The winner of the 1990 Nobel Peace Prize leaves behind a controversial legacy – seen as a miracle by the West and a nightmare in Russia. Let us render unto Gorbachev the things that are Gorbachev’s.
The death of Mikhail Gorbachev at the age of 91 on 30th August marks the disappearance of one of the last remaining players of the Cold War period. The seventh and last General Secretary of the Communist Party of the Soviet Union since 1917 was in power for less than seven years, from 1985 to 1991, and yet he changed the world, even though he did not manage to modernize his country.
It was Mikhail Gorbachev and not Ronald Reagan with his Star Wars, who ended the Cold War and the arms race. He agreed tp retire in favor of Boris Yeltsin and authorized the federated republics – with Russia at the head – to gain independence and move on calmly from the Soviet Union, on 25th December 1991. He transformed the lives of millions of people and gave them access to freedom. Rarely has any Nobel Peace Prize been awarded to a more deserving person than the one awarded in 1990.
And yet, Mikhail Gorbachev’s legacy is disputed by two diametrically opposed points of view with very different memories of him. For the West, he was a miracle and one remembers the peaceful nature of the end of the Cold War and the break-up of the Soviet empire. For Russia, he was a nightmare. What dominates is resentment for the economic debacle, the loss of superpower status, and humiliation inflicted by the West.

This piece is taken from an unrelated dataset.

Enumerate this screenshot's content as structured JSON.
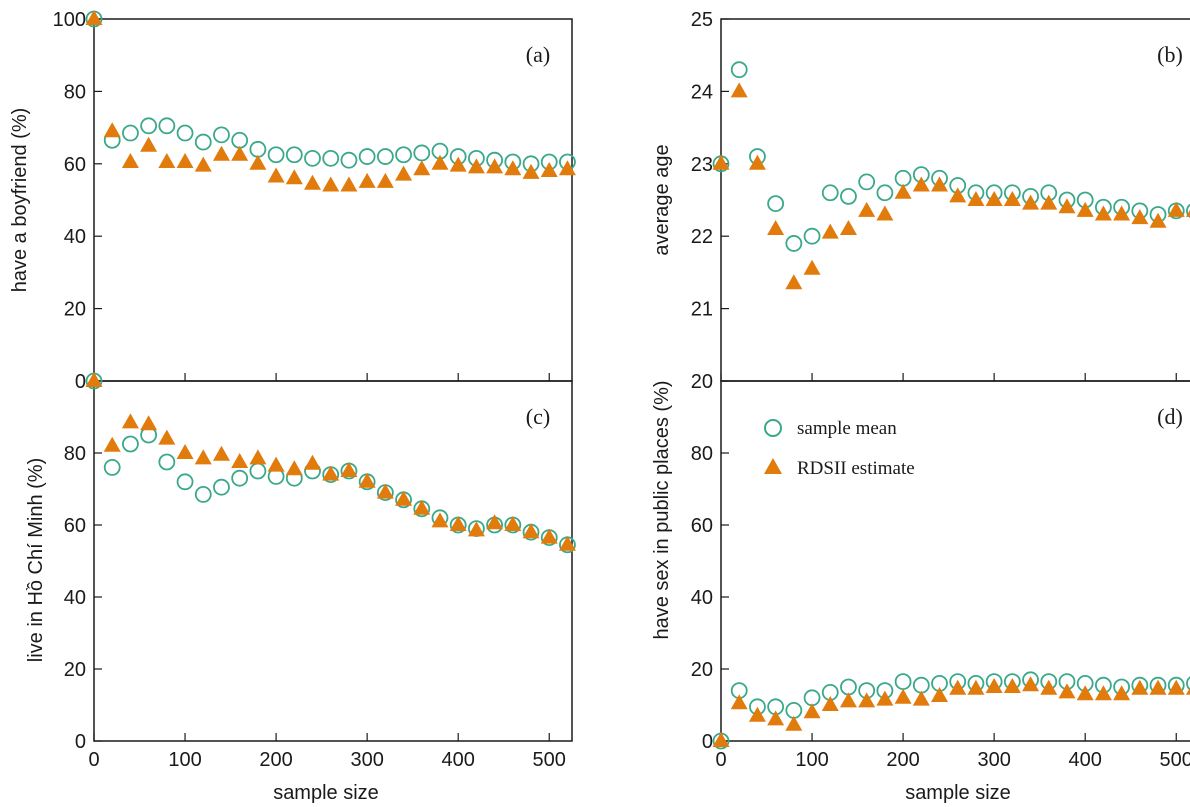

But Moscow’s case against Mikhail Gorbachev is missing its target. For the Cold War was not won by the West because of his weakness but because it fell apart when the USSR imploded – which he was powerless to counter. Gorbachev was not responsible for this collapse, he was simply the trustee. His only mistake was to believe that the Soviet Union could be saved by perestroïka and glasnost, even though it could no longer keep itself together or reform itself. His only avowed weakness – which was actually a mark of his good sense and humanity – was in refusing to have recourse to military force in order to prevent the unavoidable disintegration of the Soviet Empire.
As it happened, the collapse of the USSR did not result in the construction of a democratic Russia, but in a decade of chaos marked by a 30% increase in the death rate, a fall of 50% in GDP, and the fact that half the population found themselves living below the poverty level. Shock therapy, carried out aside from political reform and without involving the population, has led to disaster, destroying the State and giving free reign to violence, plunging society into anomy. But the blame for the chaos of the 1990s must be laid at the feet of Boris Yeltsin. Russia was not made to feel humiliated by Gorbachev or by the West:; it brought it upon itself.
The after-effects of the collapse of the USSR and the failure of transition in collective Russian memory constitute the main explanation for the return to dictatorship and the popularity of Vladimir Putin. At the outset, he positioned himself as the anti-Gorbachev, stating in 2004,“The disappearance of the Soviet Union was the worst geopolitical catastrophe of the 20th century. Anyone who feels no regret for the passing of the USSR is heartless; anyone who wants to recreate it in the same form is mindless.” Vladimir Putin’s plan is to rebuild the USSR in another form, based not on Communism but on hyper-nationalism and religious fanaticism: autocracy and absolute power until 2036, since the revision of the Constitution in 2020; the restoration of domestic terror; mass propaganda by means of control of the media and social media; the dividing up of the economy among the oligarchs; imperial conquests and institutionalization of war, which has become the essence of the regime, from Chechnya to Ukraine and including Georgia, Crimea, Syria, Libya and Africa; an obsessive hatred for democracy and the West.
The tragic destiny of Mikhail Gorbachev follows the line of Russian reformers such as Alexander II, who abolished serfdom in 1861 and modernized the administration, and Pyotr Stolypin, who was behind agrarian reform and the economic boom of the early 20th century. Both of them were assassinated. Hence the fascination for autocrats, from Peter the Great to Stalin, with whom Putin claims some affiliation. And hence Russia’s inability to settle down to freedom and to reconcile civil peace, economic development, the full exercise of its sovereignty without excessive imperialism, and cooperation with Europe.